Привет *palomnik*! Позвольте сделать небольшие поправки:


palomnik said:


> Kolan, я не думаю, что выражение _take care_ так просто и бессмысленно, как кажется на первый взгляд <than it appears at first glance>. Согласен, что _take care_ довольно неформальное (выражение), но это не значит, что оно не сердечное, и следует запомнить, что полное выражение _take care of yourself_.


----------



## Kolan

Q-cumber said:


> Повелительное наклонение образовано совершенно грамотно, да только сам глагол *"бывать"* здесь совершенно неуместен.

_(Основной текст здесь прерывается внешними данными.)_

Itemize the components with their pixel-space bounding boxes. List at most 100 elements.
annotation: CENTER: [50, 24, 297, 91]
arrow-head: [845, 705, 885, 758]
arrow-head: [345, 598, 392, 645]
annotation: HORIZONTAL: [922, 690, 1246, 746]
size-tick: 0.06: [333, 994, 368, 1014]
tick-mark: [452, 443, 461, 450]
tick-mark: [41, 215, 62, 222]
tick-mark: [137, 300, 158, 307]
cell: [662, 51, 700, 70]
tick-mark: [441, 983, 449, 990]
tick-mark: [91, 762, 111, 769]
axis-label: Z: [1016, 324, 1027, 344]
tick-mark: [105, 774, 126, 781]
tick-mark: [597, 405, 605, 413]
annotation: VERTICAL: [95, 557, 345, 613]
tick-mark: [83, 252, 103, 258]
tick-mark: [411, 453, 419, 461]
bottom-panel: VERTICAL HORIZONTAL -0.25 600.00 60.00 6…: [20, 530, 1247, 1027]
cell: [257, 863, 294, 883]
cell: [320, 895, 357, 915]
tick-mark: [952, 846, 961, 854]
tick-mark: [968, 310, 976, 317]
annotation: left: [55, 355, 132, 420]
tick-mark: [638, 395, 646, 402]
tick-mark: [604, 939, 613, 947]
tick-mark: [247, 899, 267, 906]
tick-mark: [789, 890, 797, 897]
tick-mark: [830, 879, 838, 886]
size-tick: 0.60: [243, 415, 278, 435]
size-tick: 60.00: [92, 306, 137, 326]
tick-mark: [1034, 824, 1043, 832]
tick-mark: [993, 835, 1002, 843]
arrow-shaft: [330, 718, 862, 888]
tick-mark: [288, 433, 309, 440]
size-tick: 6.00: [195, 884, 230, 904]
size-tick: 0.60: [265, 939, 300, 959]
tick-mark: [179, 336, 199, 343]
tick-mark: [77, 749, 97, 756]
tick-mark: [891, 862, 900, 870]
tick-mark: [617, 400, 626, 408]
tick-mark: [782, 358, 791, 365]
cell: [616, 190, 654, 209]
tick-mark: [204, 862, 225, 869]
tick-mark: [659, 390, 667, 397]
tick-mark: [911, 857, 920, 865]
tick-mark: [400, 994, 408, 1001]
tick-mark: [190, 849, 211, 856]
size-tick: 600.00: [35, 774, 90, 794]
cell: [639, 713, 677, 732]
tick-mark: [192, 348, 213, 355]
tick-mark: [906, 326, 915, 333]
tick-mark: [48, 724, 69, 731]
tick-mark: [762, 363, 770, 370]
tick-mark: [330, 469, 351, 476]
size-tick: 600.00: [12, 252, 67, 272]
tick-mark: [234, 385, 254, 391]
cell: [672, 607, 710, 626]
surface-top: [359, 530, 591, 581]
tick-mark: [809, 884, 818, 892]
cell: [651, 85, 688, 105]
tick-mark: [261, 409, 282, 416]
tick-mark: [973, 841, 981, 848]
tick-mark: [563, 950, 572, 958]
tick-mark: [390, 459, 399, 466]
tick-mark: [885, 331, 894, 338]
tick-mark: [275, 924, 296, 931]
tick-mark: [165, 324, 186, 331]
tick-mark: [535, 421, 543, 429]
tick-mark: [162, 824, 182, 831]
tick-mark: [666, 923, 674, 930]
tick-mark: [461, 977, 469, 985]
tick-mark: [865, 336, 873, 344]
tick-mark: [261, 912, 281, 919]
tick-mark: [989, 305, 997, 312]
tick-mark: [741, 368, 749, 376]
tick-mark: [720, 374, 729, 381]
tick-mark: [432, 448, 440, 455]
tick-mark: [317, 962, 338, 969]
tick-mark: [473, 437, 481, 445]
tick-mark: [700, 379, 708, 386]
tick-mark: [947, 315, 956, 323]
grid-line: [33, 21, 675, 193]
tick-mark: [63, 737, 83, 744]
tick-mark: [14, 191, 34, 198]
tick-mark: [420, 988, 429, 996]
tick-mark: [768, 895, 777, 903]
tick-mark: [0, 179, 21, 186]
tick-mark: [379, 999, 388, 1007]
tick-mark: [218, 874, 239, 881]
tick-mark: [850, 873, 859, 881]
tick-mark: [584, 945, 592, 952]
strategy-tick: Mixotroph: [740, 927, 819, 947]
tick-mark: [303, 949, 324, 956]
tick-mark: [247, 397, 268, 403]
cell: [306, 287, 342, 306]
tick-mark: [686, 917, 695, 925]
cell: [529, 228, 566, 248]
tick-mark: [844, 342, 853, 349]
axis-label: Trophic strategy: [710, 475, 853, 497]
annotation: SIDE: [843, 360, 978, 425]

Уместен, если используется между близкими друзьями, и несёт лёгкий оттенок иронии (дескать, _будь здоров в периоды между запоями_, особенно, если друзья только что хорошенько квасили, но это необязательно), допустимый и понятный в таких отношениях. Я подчеркнул, что в совсем неформальных.


----------



## Kolan

palomnik said:


> Kolan, я не думаю, что выражение _take care_ так простым и бессмысленным, как является на первый взгляд. Разрешаю, что _take care_ довольно неформальное, но это не значит, что это не сердечное, и следует запомнить, что полное выражение _take care of yourself_.


_take care of yourself_ несёт принципиально другой смысл, но оно тем и отличается от проходного и безадресного *take care*, которое не стоит воспринимать и переводить дословно по причине социокультурного различия. Скорее, *take care* является сокращением от *(please,) take (my) care*.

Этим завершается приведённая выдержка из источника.